Coming Down From the Mountain

Ok, ok...will you people stop nagging me?  ;)

I was super eager to blog about #TMC12 when we were heading home.  But within days, everyone started posting and their blogs said all of the things that I would've wanted to say. 

The experience itself was absolutely everything everyone has said it was.  It was surreal.  And without a doubt one of the greatest experiences of my life.  And certainly one of the most productive professional development experiences of my career.  I am putting together a presentation for my colleagues of all of the great ideas that were shared.  I may post it here eventually, but I believe most of it has been archived already.

What my mind has been playing with since returning is how to stoke the fires of the passion that were ignited during those days of collegial bonding.  It reminded me a bit of church camp days as a teenager.  When we would all get all excited over a shared religious experience and then come back to day to day life and try to live out what we felt there. 

I returned home to two days with my department where we were wading through the new curriculum that our state has developed for implementing CCSS.  It was a big dose of reality and the way in which our ideals and visions for teaching must somehow be fit within the bureacratic constraints that exist in our profession.  There is testing and mandates and school practices and the politics of it all.  The paperwork.  The administrative expectations.  All of which can sometimes be overwhelming to balance when your mind wants so much to focus on pedagogy and lesson ideas and...gasp...the students.

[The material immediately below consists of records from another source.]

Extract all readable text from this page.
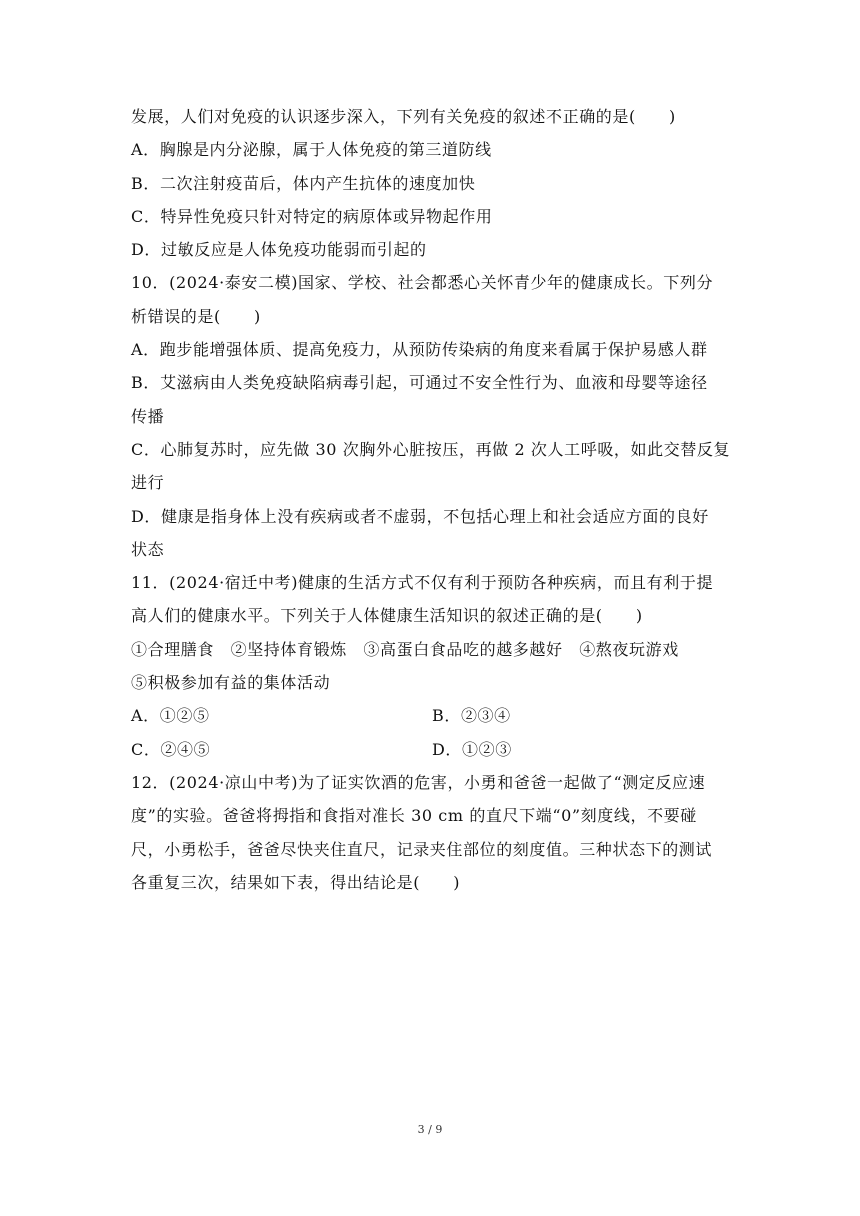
发展，人们对免疫的认识逐步深入，下列有关免疫的叙述不正确的是(　　)
A．胸腺是内分泌腺，属于人体免疫的第三道防线
B．二次注射疫苗后，体内产生抗体的速度加快
C．特异性免疫只针对特定的病原体或异物起作用
D．过敏反应是人体免疫功能弱而引起的
10．(2024·泰安二模)国家、学校、社会都悉心关怀青少年的健康成长。下列分
析错误的是(　　)
A．跑步能增强体质、提高免疫力，从预防传染病的角度来看属于保护易感人群
B．艾滋病由人类免疫缺陷病毒引起，可通过不安全性行为、血液和母婴等途径
传播
C．心肺复苏时，应先做 30 次胸外心脏按压，再做 2 次人工呼吸，如此交替反复
进行
D．健康是指身体上没有疾病或者不虚弱，不包括心理上和社会适应方面的良好
状态
11．(2024·宿迁中考)健康的生活方式不仅有利于预防各种疾病，而且有利于提
高人们的健康水平。下列关于人体健康生活知识的叙述正确的是(　　)
①合理膳食　②坚持体育锻炼　③高蛋白食品吃的越多越好　④熬夜玩游戏
⑤积极参加有益的集体活动
A．①②⑤	B．②③④
C．②④⑤	D．①②③
12．(2024·凉山中考)为了证实饮酒的危害，小勇和爸爸一起做了“测定反应速
度”的实验。爸爸将拇指和食指对准长 30 cm 的直尺下端“0”刻度线，不要碰
尺，小勇松手，爸爸尽快夹住直尺，记录夹住部位的刻度值。三种状态下的测试
各重复三次，结果如下表，得出结论是(　　)
3 / 9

#TMC12 was a high.  I was surrounded by people who are as in love with teaching as I am.  It doesn't get any better than that.  I can relate to what Sean said:  "I've never been more excited to teach in my life."  The ideas and excitement flowed freely.  Keeping that enthusiasm in the midst of the valleys is a much greater challenge. 

My favorite parts of the school year are always the first few weeks and the last.  The first few because they are so full of optimism and excitement.  The last few because I start already brainstorming how I will do things better next year...ways that I will improve.  It's exciting.  It's progress.  It's the part of teaching that I love the most.

As a collaborative teacher, this becomes a much greater challenge for me.  I spend a year working with a teacher or a few...begin to make progress together as a team with idea sharing and lesson development.  The end of the year comes and we start brainstorming, "How can we improve on this for next year?"  And then when the next year approaches, I find that I am working with someone completely different.  Someone with a different philosophy of teaching from mine.  Someone with whom I can not just pick up and build and grow forward.  I am back to square one.  And all of the excitement about new ideas and methods of teaching becomes slightly irrelevant.  Saved into my mental files for another year.  And that saddens me greatly. 

So...I've come down from the mountain.  I don't want to lose the enthusiasm and the passion.  I have to find ways to shift that energy in a different way.  I begin to think about the individual students and making connections...what I can do this year rather than what I can't.  But the lessons...the teaching...the ideas...they are still there...burning within me.  And I kinda have to trust everyone else to carry that torch forward for a little while.